It happened through a coincidence that I had on my desk a letter from Professor Charles H. Judd of the University of Chicago, whose adventures with the National Industrial Conference Board were told a few chapters back. Professor Judd, as head of a great department of education, has had opportunity to watch the book company business from the inside. He says, among other things:

The situation in the state of Indiana, where there is a book adoption by the state board of education every five years, is certainly worth your investigation. The state board of Indiana, which is made up of a number of ex-officio members, is asked every time there is a book adoption to canvass an impossible number of school books. It would be worth while to find out exactly how many are submitted for judgment by the board. None of these busy professional men can make the analysis of a book necessary to an intelligent choice, and yet they have to make the choice. I was told by one of the members of that board that at the time of the recent adoption an attorney, living in the city of Richmond, Indiana, where one of the members of the state board lives, was paid a fee of $10,000 for a month’s work, the character of which was not otherwise known.

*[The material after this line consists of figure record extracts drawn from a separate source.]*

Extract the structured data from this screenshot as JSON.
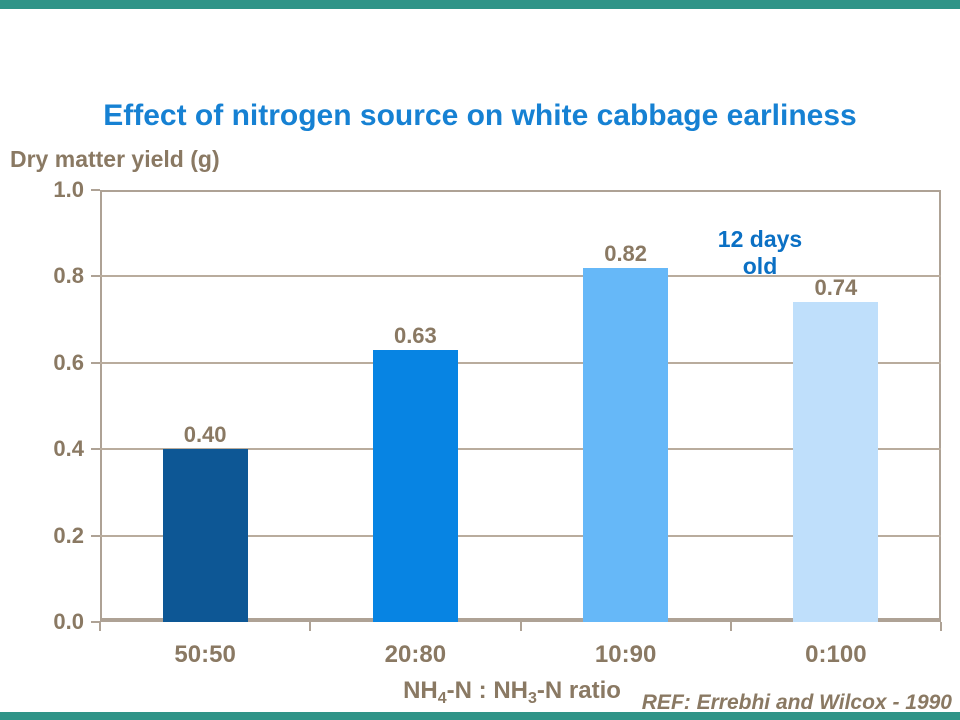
{
  "page": {
    "title": "Effect of nitrogen source on white cabbage earliness",
    "annotation": "12 days old",
    "reference": "REF: Errebhi and Wilcox - 1990"
  },
  "axis": {
    "y_title": "Dry matter yield (g)",
    "x_title": {
      "p1": "NH",
      "s1": "4",
      "p2": "-N : NH",
      "s2": "3",
      "p3": "-N ratio"
    }
  },
  "colors": {
    "title_blue": "#1681D3",
    "annotation_blue": "#0B70C4",
    "label_taupe": "#8A7963",
    "grid_line": "#B9AC9D",
    "axis_border": "#AEA295",
    "edge_strip_teal": "#2F9488",
    "background": "#FFFFFF"
  },
  "chart_data": {
    "type": "bar",
    "title": "Effect of nitrogen source on white cabbage earliness",
    "categories": [
      "50:50",
      "20:80",
      "10:90",
      "0:100"
    ],
    "values": [
      0.4,
      0.63,
      0.82,
      0.74
    ],
    "value_labels": [
      "0.40",
      "0.63",
      "0.82",
      "0.74"
    ],
    "bar_colors": [
      "#0D5795",
      "#0784E3",
      "#66B8F8",
      "#BFDFFB"
    ],
    "xlabel": "NH4-N : NH3-N ratio",
    "ylabel": "Dry matter yield (g)",
    "ylim": [
      0.0,
      1.0
    ],
    "yticks": [
      0.0,
      0.2,
      0.4,
      0.6,
      0.8,
      1.0
    ],
    "ytick_labels": [
      "0.0",
      "0.2",
      "0.4",
      "0.6",
      "0.8",
      "1.0"
    ],
    "grid": "horizontal",
    "legend_position": "none",
    "annotation": "12 days old"
  }
}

Let us consider the American Book Company, because it is the biggest, and has set the pace for the rest. Thirty years ago my friend George D. Herron, then a Congregational clergyman and college professor, came upon the wholesale knaveries of this concern. Henry D. Lloyd and President Gates of Grinnell College took up the facts, and published them in a little Christian Socialist paper in Minneapolis, the “Kingdom.” The answer of the American Book Company was to file suit for a hundred thousand dollars damages. Dr. Herron writes me:

The suit has never been brought to trial to this day. The Book Trust never had any intention of facing the trial or facing the facts in our possession at that time. They merely meant to announce, as they did through the Associated Press and with great acclaim, that they had brought immediate suit for damages because of these infamous and false charges; and that was all that was necessary. They knew perfectly well what a short memory the public has, and that they would gain all the benefits of a victory in the public mind without ever bringing the matter to trial.

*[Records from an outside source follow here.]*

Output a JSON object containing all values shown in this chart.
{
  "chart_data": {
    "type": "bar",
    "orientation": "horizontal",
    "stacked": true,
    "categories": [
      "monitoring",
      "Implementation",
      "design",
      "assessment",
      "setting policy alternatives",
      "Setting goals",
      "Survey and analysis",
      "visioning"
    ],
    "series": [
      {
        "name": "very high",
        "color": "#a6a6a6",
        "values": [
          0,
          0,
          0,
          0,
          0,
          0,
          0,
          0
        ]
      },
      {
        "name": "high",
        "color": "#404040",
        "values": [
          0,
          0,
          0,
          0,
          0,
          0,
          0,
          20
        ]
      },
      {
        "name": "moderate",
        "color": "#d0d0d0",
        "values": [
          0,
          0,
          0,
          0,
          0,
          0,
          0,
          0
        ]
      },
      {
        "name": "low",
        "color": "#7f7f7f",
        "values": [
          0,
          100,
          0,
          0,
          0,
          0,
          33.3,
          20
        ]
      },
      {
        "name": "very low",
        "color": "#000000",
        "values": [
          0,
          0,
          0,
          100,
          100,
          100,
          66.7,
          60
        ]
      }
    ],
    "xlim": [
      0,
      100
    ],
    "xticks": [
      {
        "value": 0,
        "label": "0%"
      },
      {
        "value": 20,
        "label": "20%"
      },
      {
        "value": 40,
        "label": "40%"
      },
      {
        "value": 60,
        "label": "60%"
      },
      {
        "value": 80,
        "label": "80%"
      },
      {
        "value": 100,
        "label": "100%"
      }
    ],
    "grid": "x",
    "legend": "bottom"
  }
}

And now, a generation later, we find the Commissioner of Accounts in New York City carrying on his investigation into text-books, and there appears before him Mr. George E. Morrison, editor of “The Historic Hudson,” and recently a reporter for the Detroit “Journal.” You will recall Detroit as the home of Mr. A. V. Barnes, president of the American Book Company; also of ex-Senator Newberry, his brother-in-law; also of Mr. Fred Cody, agent of the American Book Company, convicted with Newberry of election frauds; also of Mr. Frank Cody, brother of Mr. Fred, and superintendent of schools in Detroit. Under these circumstances you will not be surprised to learn that Michigan is a center of American Book Company activity. Mr. Morrison in his testimony stated that he had been given several weeks’ leave of absence by the Detroit “Journal,” to collect evidence concerning this matter. Mr. Morrison interviewed a hundred and twenty-seven witnesses, and turned over their evidence, with the affidavits of eighteen out-of-town people, to the prosecuting authorities. The matter was presented to the grand jury, which took minutes and returned a report in which Mr. Morrison was abused by numerous public officials, who stood in with the Newberry-Cody gang. The influence of this gang, said Mr. Morrison, was sufficient to paralyze the arm of the public prosecutor, and to cause a police justice to get busy and prevent indictments.

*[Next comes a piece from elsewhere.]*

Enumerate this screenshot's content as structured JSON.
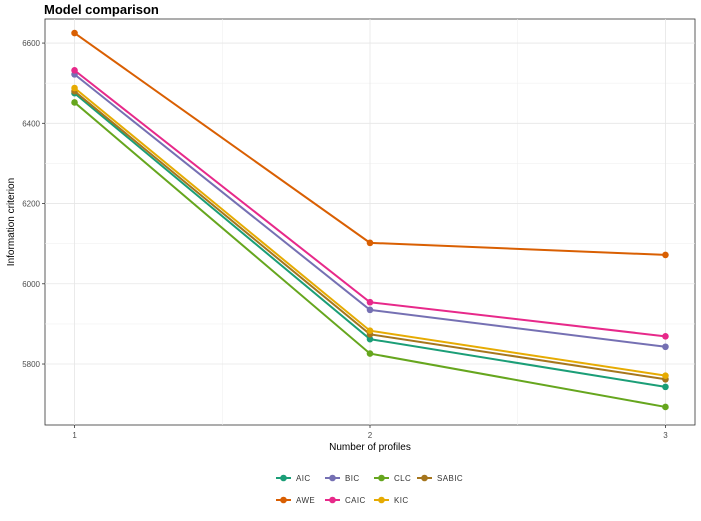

Mr. Morrison went on to explain the methods of the American Book Company, and just how the money of the school children of the United States was used to buy a seat in the Senate for Truman H. Newberry. I quote from the stenographic record:

All his money practically has come from the American Book Company. His brother-in-law, Mr. Barnes, is head of the American Book Co., and both he and his brother John have more money than they know what to do with. In his campaigns Mr. Truman H. Newberry transferred his funds from John’s bank account to Truman’s, and no question was ever asked. The private agent of Mr. Truman H. Newberry was Mr. Frank Cody, who was by the way indicted with Newberry and the others in the United States Court at Grand Rapids. He was involved in the scandal of the American Book Company in Oklahoma at the time Haskell was governor, and has been a legislative representative of the American Book Company and a salesman on special occasions when special force was needed to put over contracts. He always had declined to admit that he was a representative of the American Book Company. During the time that I was more or less closely identified with trying to find out about the American Book Co., I was never able to learn absolutely the identity of anyone that ever represented the American Book Co. There was one man that came into the open when I worked at Grand Rapids, Michigan, who supplied the members of the Board of Education with money. The members said that the money represented campaign contributions. The agent and the two members of the Board of Education were indicted, and it seemed to be difficult to prove that the money was given to them as members, and as I recall the case never came to trial. This man named White, as I recall, subsequently declined to see me, and as I say, I have never known any representative of the American Book Company.

Also I quote from another portion of this interesting testimony:

The Commissioner: Do you think the American Book Company would be inclined to pay large premiums, call it that way, to anyone who has the power to introduce any set of books?

Mr. Morrison: I think there is no question about that at all.